Bond has Q and Archer has Santa who provides her with a set of gadgets based around feminine beauty products. Her lipstick doubles as an explosive grenade, perfume bottles hold poison gas and sunglasses detect land mines.

No One Lives Forever keeps you guessing. You are protecting an ambassador in Marrakesh one minute, riding your Triumph motorcycle out of a volcano base another, and stealing an antidote from H.A.R.M’s space station the next.

Having a female protagonist allowed the game to stand out from other spy fiction. Despite being smart, good-looking, and resourceful, Archer must be better due to the social climate of the time. She gets more flack when things go wrong, and has to fight for the chance to prove herself to her superiors.

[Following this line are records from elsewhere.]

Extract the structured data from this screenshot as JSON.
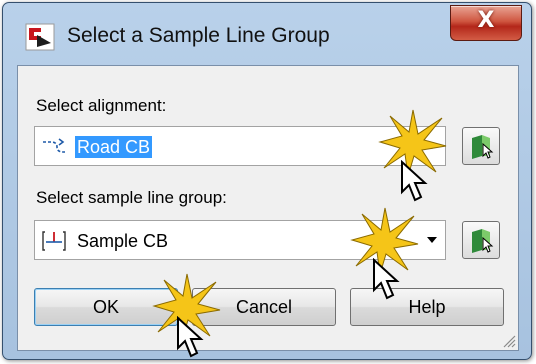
{
  "window": {
    "title": "Select a Sample Line Group",
    "close_glyph": "X",
    "app_icon": "civil3d-app-icon"
  },
  "alignment": {
    "label": "Select alignment:",
    "value": "Road CB",
    "icon": "alignment-icon",
    "pick_icon": "pick-from-drawing-icon"
  },
  "sample_line_group": {
    "label": "Select sample line group:",
    "value": "Sample CB",
    "icon": "sample-line-group-icon",
    "pick_icon": "pick-from-drawing-icon"
  },
  "buttons": {
    "ok": "OK",
    "cancel": "Cancel",
    "help": "Help"
  },
  "colors": {
    "title_bar": "#b9d1ea",
    "close_button": "#c94a36",
    "selection": "#3399ff",
    "client_bg": "#f0f0f0",
    "highlight_burst": "#f5c518"
  }
}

No One Lives Forever is a funny game, mining the seemingly ridiculous 60s spy fiction like The Avengers. However, the developers separate it from the likes of Austin Powers by putting storytelling first and letting the comedy come naturally.

Whether you’re looking for an FPS that doesn’t take itself too seriously, or stealth sections that aren’t mind-numbingly tedious, I can heartily recommend Monolith’s No One Lives Forever.